I suspect this blog has been a bit gloom and doom of late, so perhaps this post will provide some, er, "balance."
Yesterday, I took my son (age 4) to his first Tae Kwon Do class.
It was one of those "parent things." Doting parents outside the dojo beaming at their little precious ones executing kicks and punches in their gis.
What is odd is the cultural combinations that exist there; they count in Korean (well, I knew they'd do that), they bow to the American and Korean flags (the martial art was founded by a Korean general in the 50s) and much of what in other realms would be KWATSU! be expressed (somewhat clumsily) as "Focus! Discipline!"
But at the end of the day they know their stuff and I don't know it. At least I don't think I do. And my kid's having fun.
Now I suspect many conservative Christians have problems with the above (we were suprised to run into parents from his secular pre-school); after all, it does originate from Buddhism. And I, ultimately, am judging the teachers on the basis of their practice. Yeah, in a Buddhist sense. Yet frankly, in the Pacific NW, as the nights come early, I personally think that if you're not engaging your kid in a way like this, he's missing out. That is, if you can afford it. It's not like it's cheap.
I guess we really do need a Shaolin Temple in the neighborhood.
But if my son sticks with it, there is a Shaolin school somewhere around here. Or there's the people that trained under the classmate of Jet Li's. (You simply cannot believe what those kids can do...)
Well, at least Halloween's still free, more or less.
At the same time, I do find it odd that these traditions have to be culturally put in a blender and shaken because somebody's sensibilities one way or another might be offended.

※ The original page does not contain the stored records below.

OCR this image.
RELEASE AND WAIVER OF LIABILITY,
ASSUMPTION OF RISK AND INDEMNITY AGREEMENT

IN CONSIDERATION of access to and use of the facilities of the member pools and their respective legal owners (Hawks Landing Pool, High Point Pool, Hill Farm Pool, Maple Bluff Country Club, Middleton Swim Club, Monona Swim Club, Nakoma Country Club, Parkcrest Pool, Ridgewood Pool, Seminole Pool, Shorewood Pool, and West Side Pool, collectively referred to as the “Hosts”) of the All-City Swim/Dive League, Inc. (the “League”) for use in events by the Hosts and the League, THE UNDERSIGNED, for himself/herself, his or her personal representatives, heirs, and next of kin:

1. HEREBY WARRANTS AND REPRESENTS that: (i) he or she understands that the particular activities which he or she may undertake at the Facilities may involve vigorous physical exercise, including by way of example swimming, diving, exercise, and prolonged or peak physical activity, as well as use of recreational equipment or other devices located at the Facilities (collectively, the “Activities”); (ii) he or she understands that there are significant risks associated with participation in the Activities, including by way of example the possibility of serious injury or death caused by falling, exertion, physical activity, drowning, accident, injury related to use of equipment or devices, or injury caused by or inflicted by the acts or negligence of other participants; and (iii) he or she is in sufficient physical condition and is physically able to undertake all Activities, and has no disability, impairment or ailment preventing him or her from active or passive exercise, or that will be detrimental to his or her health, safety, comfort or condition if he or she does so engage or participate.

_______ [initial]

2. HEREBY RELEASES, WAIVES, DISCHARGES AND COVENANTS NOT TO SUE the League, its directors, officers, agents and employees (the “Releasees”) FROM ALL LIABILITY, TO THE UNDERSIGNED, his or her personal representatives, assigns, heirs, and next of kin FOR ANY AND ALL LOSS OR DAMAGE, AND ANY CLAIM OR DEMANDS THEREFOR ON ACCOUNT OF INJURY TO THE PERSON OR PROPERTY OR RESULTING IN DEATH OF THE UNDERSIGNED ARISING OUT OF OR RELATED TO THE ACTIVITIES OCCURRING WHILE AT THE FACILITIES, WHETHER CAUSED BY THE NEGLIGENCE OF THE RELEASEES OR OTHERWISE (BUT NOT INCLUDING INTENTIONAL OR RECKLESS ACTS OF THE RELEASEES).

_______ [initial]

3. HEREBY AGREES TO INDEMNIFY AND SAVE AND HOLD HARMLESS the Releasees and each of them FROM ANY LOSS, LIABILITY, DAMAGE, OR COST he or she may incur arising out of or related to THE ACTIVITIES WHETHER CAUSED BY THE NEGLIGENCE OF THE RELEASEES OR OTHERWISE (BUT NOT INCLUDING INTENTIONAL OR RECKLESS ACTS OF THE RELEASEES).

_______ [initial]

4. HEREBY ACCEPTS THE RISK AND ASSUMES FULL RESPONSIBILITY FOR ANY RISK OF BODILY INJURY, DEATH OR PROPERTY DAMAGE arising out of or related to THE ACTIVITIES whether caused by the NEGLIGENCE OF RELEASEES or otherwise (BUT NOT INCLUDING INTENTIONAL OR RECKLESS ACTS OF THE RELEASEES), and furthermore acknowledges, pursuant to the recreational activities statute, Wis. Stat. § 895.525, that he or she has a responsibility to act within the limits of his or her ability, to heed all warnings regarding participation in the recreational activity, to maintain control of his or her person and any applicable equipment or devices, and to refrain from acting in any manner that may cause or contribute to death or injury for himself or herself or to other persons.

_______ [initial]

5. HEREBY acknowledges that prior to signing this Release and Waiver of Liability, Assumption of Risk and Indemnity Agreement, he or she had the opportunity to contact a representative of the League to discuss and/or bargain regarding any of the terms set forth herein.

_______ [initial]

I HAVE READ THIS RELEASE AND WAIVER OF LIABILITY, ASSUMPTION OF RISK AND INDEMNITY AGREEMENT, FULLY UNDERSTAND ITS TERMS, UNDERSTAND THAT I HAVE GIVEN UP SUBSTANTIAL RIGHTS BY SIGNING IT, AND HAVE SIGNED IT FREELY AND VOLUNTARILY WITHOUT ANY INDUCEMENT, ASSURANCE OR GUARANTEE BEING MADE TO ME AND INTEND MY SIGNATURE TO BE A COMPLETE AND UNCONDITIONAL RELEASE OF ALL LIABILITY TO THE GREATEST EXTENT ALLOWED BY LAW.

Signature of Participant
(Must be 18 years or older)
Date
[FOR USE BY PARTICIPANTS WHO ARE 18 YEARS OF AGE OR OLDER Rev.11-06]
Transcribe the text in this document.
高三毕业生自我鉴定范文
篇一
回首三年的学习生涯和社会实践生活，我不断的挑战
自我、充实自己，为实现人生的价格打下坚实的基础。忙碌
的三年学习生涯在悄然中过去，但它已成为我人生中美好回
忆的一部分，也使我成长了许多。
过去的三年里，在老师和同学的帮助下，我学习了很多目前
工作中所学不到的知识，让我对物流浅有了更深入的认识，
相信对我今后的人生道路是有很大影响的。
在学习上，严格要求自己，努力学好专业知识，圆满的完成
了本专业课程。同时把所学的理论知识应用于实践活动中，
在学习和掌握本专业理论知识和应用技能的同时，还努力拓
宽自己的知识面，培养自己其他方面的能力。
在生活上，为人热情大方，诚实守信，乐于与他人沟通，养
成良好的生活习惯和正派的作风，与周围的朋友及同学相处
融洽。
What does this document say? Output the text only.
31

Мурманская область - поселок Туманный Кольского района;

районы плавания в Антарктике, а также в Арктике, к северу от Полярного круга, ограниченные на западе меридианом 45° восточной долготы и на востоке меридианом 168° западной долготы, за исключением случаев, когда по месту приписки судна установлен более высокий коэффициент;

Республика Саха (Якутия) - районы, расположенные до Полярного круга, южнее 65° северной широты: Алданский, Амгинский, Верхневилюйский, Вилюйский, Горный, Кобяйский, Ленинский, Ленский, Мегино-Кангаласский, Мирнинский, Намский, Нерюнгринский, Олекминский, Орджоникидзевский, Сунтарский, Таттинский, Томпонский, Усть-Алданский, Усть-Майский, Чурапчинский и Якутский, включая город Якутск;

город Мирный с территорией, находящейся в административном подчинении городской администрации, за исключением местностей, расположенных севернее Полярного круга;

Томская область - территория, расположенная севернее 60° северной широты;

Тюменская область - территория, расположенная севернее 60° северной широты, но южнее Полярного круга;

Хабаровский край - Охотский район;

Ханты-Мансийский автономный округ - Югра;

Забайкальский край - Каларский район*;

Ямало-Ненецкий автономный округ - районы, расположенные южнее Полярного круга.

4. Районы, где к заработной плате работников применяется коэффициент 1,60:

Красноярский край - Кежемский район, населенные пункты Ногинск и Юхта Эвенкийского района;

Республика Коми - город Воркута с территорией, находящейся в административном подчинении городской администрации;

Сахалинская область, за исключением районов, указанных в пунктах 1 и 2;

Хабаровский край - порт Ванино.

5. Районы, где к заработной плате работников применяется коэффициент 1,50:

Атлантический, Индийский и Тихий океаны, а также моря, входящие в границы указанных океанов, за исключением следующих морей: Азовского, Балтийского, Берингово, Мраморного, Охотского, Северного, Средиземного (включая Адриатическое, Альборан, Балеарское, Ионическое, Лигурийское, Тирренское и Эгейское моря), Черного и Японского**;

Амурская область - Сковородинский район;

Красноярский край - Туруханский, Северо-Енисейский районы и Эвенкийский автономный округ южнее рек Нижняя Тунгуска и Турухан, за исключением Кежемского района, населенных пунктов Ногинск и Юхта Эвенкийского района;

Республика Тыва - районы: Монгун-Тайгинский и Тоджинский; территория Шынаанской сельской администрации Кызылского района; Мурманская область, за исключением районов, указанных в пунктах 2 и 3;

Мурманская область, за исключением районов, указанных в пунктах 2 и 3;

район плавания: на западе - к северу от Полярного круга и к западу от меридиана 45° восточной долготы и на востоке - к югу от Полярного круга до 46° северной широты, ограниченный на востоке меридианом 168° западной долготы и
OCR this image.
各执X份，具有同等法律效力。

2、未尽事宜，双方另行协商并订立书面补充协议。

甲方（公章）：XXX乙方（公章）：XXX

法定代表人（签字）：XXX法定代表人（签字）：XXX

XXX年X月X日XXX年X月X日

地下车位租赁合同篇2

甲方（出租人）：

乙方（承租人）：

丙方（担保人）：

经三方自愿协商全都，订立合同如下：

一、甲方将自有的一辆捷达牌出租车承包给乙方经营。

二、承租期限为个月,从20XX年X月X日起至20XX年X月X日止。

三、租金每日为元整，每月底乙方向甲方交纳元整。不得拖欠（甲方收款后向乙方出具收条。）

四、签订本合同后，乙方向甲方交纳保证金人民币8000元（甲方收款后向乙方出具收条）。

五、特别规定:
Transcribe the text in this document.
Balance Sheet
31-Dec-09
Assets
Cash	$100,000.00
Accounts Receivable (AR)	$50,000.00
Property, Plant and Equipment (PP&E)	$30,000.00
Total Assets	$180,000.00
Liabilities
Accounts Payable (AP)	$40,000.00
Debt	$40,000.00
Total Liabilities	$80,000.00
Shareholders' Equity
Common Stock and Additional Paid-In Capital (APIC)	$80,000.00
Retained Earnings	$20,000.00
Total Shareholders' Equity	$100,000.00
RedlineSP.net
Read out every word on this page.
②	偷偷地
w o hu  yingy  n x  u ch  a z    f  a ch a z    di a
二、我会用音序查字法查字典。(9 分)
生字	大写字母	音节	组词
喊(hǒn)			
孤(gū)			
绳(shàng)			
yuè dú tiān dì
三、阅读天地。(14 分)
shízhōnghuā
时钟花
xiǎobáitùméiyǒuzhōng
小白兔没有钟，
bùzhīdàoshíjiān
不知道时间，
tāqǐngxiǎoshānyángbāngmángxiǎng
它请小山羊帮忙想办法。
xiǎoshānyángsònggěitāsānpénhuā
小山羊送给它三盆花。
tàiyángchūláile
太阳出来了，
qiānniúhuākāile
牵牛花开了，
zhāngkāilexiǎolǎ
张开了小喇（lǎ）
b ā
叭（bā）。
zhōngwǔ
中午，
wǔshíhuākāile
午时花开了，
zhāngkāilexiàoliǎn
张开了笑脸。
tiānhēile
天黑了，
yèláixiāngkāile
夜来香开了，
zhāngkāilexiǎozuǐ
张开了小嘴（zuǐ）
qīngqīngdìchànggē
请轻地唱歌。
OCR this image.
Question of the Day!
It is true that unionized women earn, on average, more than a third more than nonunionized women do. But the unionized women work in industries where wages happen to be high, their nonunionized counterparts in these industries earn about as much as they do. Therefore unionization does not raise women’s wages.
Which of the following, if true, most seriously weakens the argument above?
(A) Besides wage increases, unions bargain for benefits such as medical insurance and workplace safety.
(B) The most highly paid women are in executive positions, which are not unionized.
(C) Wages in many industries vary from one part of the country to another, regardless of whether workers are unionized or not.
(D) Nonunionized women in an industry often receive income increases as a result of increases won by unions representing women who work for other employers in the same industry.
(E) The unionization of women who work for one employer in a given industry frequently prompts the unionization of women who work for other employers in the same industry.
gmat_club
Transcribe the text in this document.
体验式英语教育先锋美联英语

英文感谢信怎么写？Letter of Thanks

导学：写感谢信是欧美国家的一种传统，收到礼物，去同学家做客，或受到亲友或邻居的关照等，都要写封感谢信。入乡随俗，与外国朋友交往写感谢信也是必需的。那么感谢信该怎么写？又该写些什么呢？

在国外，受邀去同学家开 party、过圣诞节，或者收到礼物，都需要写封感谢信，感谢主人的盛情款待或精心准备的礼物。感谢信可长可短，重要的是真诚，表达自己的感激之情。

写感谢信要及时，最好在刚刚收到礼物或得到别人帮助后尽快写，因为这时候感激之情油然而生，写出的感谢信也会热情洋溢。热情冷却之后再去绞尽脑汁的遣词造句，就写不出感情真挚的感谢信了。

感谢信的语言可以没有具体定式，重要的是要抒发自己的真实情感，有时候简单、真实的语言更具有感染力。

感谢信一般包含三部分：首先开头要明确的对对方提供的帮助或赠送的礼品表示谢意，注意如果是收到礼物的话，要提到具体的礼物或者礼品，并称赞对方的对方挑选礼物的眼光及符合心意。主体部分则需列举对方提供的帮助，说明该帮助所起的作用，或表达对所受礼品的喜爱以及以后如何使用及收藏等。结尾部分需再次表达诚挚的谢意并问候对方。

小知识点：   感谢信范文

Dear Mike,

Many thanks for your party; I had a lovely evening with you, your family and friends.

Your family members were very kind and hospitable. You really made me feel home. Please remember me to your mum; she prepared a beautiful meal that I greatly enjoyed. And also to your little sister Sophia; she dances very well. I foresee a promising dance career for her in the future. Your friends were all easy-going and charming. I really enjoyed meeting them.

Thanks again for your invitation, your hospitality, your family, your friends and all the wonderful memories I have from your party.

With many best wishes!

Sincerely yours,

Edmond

Yeah, I think it's a bit absurd to have a 4 year old kid bow to any flag, but at the same time I think it's even more absurd to deny a kid fun and discipline and expending calories furiously because the method of doing so is not politically or religiously correct.
Last Saturday the New York Times had an article on "Christian" yoga, and got a money quote from various religous experts, including apologetics flim-flam man Douglas Groothius (whose ideas were roundly debunked on the New York Times Religion boards a few years back):
"There is an element of superficiality or hypocrisy there," said Subhas R. Tiwari, a professor of yoga philosophy and meditation at the Hindu University of America in Orlando, Fla. "To try to take Hinduism or aspects of Hinduism outside of yoga is an affront. It's an act of insincere behavior."
Douglas R. Groothuis, a professor of philosophy at Denver Seminary, said that yoga was a Hindu practice structured to help people attain a higher spiritual state within, and that was incompatible with Christian teachings.
"I don't think Christian yoga works," he said. "It's an oxymoron. If it's truly Christian, it can't be truly yoga because of the worldviews."
The Vatican has also expressed misgivings about yoga. In a 1989 letter, Cardinal Joseph Ratzinger, head of the Congregation for the Doctrine of the Faith, who is now Pope Benedict XVI, said practices like yoga and meditation could "degenerate into a cult of the body."
These ideas if taken to their logical conclusions would consign people to - geez, I can't imagine what...
- "To take Buddhism out of walking (kin hin) is an act of insincere behavior..."
- "I don't think Christian chanting works," he said. "It's an oxymoron..."
- Practices like being a couch potato practices could "degenerate into a cult of the body."
- Above all, don't just sit there and do nothing. You'll wind up practicing shikan taza! (That is, the Zen practice of "just sitting."